«Aquí no somos humanos». Son las últimas palabras que me dirigió María el jueves pasado. Esta semana iba a cumplir 99 años. Nació en un pueblecito del norte de España. No tuvo una vida fácil: de joven se trasladó a Madrid, donde trabajó duramente para salir adelante, y lo consiguió gracias a su esfuerzo y a su espíritu de luchadora. Siempre tuvo mucho ánimo y ganas de vivir. Desde hace varios años estaba en una residencia de ancianos. Allí la conocí hace año y medio. Me impresionó su simpatía y su alegría. A la pregunta: «¿Cómo estás?», siempre respondía: «Muy bien, no me puedo quejar». Estaba llena de vida, y no solo acumulada. Este invierno fue duro para ella y estaba más débil. Pero no solo físicamente. En los últimos meses muchos le repitieron «A tu edad, ¡qué puedes esperar!», y acabó creyendo que ya no podía esperar nada. Le robaron las ganas de vivir. Falleció al día siguiente, coincidiendo con la Jornada Mundial de Toma de Conciencia del Abuso y Maltrato en la Vejez. Robar la esperanza es abusar del débil, la falta de amor es una forma de maltrato.
Qué gran contradicción la de este mundo que, con el progreso de la medicina, ha logrado conquistar más años de vida pero que convierte esta conquista en una maldición, pues los ancianos muchas veces se ven como un estorbo. Las palabras de María son la voz de muchos ancianos que viven aparcados en lugares que parecen salas de espera de la muerte. Lugares donde la soledad ahoga la humanidad porque, por más que se disfrace con comodidades, la soledad es siempre soledad.
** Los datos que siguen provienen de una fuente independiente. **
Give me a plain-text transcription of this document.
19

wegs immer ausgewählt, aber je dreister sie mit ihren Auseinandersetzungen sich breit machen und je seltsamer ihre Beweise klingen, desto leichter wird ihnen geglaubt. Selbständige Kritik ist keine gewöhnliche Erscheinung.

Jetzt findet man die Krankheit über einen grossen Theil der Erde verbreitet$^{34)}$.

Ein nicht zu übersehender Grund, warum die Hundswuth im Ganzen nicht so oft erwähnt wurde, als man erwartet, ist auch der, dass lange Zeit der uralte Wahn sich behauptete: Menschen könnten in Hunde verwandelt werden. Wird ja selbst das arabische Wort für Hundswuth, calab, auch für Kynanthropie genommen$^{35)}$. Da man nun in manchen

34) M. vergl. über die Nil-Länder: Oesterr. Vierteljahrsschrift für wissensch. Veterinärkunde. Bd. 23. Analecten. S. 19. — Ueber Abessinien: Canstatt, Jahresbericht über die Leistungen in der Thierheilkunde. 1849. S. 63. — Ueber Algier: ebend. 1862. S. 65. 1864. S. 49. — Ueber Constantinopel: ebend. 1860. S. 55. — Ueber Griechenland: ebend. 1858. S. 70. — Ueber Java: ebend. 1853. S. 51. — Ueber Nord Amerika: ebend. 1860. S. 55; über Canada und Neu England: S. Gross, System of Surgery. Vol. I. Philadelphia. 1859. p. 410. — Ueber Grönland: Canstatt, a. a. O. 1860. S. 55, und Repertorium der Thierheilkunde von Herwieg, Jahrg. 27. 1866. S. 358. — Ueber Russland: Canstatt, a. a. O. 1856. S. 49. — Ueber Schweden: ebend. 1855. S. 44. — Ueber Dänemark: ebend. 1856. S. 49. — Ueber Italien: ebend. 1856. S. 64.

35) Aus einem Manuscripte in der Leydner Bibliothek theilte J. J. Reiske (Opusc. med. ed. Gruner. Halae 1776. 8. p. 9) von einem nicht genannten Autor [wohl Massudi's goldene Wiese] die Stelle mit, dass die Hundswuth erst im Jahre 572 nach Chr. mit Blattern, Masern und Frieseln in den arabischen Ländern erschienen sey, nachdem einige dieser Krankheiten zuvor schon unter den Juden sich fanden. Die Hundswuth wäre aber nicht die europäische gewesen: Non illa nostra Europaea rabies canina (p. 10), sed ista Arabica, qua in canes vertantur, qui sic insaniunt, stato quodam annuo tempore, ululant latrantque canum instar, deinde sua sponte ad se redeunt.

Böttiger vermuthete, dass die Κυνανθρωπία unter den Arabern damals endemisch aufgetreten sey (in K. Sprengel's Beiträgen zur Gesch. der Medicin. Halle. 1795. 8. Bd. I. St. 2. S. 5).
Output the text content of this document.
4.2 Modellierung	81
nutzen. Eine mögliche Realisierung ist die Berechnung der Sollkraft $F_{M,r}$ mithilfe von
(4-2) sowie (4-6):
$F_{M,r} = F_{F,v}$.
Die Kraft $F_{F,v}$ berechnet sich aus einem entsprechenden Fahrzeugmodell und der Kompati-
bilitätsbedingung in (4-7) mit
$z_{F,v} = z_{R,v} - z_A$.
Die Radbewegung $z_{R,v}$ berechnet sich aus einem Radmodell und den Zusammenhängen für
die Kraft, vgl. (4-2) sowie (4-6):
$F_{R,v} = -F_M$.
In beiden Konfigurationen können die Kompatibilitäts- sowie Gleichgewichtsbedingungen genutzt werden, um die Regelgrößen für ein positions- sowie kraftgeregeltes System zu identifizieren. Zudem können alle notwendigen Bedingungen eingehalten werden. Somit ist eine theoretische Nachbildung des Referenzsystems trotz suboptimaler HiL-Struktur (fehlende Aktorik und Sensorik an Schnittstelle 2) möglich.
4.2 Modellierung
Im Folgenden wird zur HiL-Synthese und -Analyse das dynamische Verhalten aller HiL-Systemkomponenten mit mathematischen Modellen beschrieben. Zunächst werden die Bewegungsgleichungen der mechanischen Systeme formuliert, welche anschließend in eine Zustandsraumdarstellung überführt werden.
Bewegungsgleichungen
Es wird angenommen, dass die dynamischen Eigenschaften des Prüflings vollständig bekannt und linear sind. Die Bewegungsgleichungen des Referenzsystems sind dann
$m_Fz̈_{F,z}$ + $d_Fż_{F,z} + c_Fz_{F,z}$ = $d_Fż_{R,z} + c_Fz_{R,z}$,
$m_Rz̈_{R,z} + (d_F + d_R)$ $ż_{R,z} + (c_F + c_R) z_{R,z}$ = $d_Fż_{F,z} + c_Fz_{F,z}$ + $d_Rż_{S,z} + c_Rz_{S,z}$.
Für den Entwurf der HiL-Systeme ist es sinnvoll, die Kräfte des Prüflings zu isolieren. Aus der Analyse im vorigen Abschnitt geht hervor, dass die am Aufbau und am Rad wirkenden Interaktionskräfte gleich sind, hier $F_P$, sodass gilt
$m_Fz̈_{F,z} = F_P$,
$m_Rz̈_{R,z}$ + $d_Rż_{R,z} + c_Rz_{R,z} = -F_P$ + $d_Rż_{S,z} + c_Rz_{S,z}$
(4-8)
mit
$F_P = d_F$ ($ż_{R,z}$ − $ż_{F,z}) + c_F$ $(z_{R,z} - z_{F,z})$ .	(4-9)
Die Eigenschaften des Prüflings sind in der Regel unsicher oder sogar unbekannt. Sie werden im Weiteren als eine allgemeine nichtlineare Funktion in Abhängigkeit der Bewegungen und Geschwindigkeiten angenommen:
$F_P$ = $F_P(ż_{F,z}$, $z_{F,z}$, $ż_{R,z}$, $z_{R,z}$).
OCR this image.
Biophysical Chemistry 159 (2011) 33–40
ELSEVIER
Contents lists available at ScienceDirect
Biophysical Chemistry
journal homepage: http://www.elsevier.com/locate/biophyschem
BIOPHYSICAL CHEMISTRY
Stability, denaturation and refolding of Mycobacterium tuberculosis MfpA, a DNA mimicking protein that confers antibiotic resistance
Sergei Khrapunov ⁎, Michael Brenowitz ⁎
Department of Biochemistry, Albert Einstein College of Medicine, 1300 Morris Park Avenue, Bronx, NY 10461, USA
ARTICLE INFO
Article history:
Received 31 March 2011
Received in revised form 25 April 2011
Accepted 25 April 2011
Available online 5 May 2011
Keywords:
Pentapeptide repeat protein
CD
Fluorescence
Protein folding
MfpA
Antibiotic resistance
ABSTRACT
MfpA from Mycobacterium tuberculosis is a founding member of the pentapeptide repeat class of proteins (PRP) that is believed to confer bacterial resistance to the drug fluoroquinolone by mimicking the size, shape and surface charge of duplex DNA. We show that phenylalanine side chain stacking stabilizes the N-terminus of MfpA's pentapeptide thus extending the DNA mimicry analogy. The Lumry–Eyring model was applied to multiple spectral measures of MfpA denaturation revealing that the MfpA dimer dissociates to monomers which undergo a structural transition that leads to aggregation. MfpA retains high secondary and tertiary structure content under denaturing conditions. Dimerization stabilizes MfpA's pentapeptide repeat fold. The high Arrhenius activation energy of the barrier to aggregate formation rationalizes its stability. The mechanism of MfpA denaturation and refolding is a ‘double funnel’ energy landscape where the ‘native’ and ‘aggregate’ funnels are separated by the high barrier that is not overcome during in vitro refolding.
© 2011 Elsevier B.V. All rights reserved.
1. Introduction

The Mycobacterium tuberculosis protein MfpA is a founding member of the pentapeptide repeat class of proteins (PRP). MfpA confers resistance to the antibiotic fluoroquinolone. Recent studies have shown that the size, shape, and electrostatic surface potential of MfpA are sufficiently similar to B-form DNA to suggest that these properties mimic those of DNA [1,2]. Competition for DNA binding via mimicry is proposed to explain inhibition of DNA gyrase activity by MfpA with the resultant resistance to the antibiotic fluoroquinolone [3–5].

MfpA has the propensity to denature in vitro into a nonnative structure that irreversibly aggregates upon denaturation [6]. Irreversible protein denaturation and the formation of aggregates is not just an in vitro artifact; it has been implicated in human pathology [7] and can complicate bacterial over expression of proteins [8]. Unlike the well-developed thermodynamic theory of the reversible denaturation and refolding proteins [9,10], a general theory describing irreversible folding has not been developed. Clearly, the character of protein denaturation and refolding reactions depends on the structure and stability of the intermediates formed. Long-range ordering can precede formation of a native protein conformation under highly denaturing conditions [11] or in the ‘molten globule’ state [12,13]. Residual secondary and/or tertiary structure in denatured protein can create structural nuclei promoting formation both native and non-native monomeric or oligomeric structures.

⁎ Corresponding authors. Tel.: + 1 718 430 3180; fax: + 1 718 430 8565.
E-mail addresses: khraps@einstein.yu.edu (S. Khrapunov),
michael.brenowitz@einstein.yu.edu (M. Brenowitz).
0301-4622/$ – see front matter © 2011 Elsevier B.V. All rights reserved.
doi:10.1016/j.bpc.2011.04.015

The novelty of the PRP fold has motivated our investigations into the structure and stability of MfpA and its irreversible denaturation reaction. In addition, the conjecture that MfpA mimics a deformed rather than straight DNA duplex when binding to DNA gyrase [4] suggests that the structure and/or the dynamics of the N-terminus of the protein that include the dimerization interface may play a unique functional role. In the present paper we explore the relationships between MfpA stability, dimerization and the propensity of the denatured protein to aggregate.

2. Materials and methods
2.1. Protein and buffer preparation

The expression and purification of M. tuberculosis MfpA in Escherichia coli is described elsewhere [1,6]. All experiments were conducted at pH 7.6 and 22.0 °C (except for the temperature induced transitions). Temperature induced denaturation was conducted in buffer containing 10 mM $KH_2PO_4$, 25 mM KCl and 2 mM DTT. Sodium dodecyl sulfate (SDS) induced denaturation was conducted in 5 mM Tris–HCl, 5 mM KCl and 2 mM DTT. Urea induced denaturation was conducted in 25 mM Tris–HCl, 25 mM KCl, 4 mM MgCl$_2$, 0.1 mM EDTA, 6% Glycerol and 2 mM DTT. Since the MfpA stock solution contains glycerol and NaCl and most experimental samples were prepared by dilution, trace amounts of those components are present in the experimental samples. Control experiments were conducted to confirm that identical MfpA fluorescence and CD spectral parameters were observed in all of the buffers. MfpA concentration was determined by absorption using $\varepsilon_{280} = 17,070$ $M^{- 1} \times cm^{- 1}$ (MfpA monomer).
Y la soledad mata.
Urge humanizar este mundo nuestro, devolver la dignidad a la vejez, integrar a los ancianos en la vida social con una propuesta de vida plena, útil y feliz. Sin los ancianos, nuestra sociedad no tiene sentido ni futuro. Y nosotros tampoco. El amor es la medicina más eficaz para vivir. Todos la tenemos en nuestras manos, pero a veces nos olvidamos de suministrarla a los demás. Bastaría con una pequeña dosis de esta medicina cada día para que todos viviéramos mejor.
María, has sido un ser humano extraordinario. Antes de despedirme pude decirte «te quiero», y me regalaste tu última sonrisa. Descansa en paz.